All this is truly wonderful. It is full of deepest consolation. It is
eminently calculated to tranquilize the heart, come what may. The
question is, Do we believe it? are our hearts governed by the faith of
it? Do we really believe that the almighty Creator and Upholder of all
things, who bears up the pillars of the universe, has graciously
undertaken to do for us all the journey through? Do we thoroughly
believe that "the Possessor of heaven and earth" is our Father? and
that He has charged Himself with all our wants from first to last? Is
our whole moral being under the commanding power of those words of the
inspired apostle, "He that spared not His own Son, but delivered Him
up for us all, how shall He not with Him also freely give us all
things?" Alas! it is to be feared that we know but little of the power
of these grand yet simple truths. We talk about them, we discuss them,
we profess them, we give a nominal assent to them; but with all this,
we prove, in our daily life--in the actual details of our personal
history, how feebly we enter into them. If we truly believed that our
God has charged Himself with all our necessities--if we were finding
all our springs in Him--if He were a perfect covering for our eyes and
a resting-place for our hearts, could we possibly be looking to poor
creature-streams, which so speedily dry up and disappoint our hearts?
We do not and cannot believe it. It is one thing to hold the theory of
the life of faith, and another thing altogether to live that life. We
constantly deceive ourselves with the notion that we are living by
faith, when in reality we are leaning on some human prop, which sooner
or later is sure to give way.

Reader, is it not so? Are we not constantly prone to forsake the
Fountain of living waters, and hew out for ourselves broken cisterns,
which can hold no water? And yet we speak of living by faith! We
profess to be looking only to the living God for the supply of our
need, whatever that need may be, when, in point of fact, we are
sitting beside some creature-stream and looking for something there.
Need we wonder if we are disappointed? How could it possibly be
otherwise? Our God will not have us dependent upon aught or any one
but Himself. He has, in manifold places in His Word, given us His
judgment as to the true character and sure result of all
creature-confidence. Take the following most solemn passage from the
prophet Jeremiah: "Cursed be the man that trusteth in man, and maketh
flesh his arm, and whose heart departeth from the Lord. For he shall
be like the heath in the desert, and shall not see when good cometh;
but shall inhabit the parched places in the wilderness, in a salt land
and not inhabited." And then mark the contrast--"Blessed is the man
that trusteth in the Lord, and whose hope the Lord is: for he shall be
as a tree planted by the waters, and that spreadeth out her roots by
the river, and shall not see when heat cometh, but her leaf shall be
green; and shall not be careful in the year of drought, neither shall
cease from yielding fruit." (Jer. xvii. 5-8.)

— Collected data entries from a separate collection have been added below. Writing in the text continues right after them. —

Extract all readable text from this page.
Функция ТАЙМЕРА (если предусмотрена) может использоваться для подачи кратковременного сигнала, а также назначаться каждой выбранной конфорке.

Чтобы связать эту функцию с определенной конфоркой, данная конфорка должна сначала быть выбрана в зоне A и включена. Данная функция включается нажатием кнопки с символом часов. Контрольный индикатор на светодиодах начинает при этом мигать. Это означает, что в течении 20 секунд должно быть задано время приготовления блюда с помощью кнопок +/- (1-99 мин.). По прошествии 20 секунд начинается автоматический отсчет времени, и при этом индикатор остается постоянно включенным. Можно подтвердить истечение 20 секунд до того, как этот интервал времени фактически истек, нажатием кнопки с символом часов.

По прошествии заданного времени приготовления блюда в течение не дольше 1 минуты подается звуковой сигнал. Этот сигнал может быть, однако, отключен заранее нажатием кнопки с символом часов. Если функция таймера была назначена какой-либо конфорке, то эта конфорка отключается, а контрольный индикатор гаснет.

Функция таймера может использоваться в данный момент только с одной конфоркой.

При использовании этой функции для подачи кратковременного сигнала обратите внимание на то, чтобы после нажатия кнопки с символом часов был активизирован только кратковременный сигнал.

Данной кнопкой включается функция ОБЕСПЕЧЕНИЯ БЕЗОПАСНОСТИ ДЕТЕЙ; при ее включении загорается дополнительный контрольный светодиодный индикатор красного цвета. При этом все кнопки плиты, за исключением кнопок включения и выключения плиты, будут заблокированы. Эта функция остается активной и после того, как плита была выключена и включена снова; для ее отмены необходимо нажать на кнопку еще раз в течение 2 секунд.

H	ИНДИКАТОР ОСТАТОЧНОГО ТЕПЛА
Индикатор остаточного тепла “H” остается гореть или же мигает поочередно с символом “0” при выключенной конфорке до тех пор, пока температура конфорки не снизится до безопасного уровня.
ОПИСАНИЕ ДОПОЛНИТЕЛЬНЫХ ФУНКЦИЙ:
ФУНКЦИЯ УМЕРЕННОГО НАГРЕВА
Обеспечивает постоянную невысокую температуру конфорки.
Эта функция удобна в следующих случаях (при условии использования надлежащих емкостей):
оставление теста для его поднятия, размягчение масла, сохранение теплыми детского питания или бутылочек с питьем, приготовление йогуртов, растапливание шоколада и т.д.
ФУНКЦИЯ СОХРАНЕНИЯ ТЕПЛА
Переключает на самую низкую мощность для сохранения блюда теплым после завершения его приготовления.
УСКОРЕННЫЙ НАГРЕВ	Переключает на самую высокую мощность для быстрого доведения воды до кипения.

Here we have, in language divinely forcible, clear, and beautiful, both
sides of this most weighty subject put before us. Creature-confidence
brings a certain curse; it can only issue in barrenness and
desolation. God, in very faithfulness, will cause every human stream
to dry up--every human prop to give way, in order that we may learn
the utter folly of turning away from Him. What figure could be more
striking or impressive than those used in the above passage?--"A heath
in the desert," "parched places in the wilderness," "a salt land not
inhabited." Such are the figures used by the Holy Ghost to illustrate
all mere human dependence--all confidence in man.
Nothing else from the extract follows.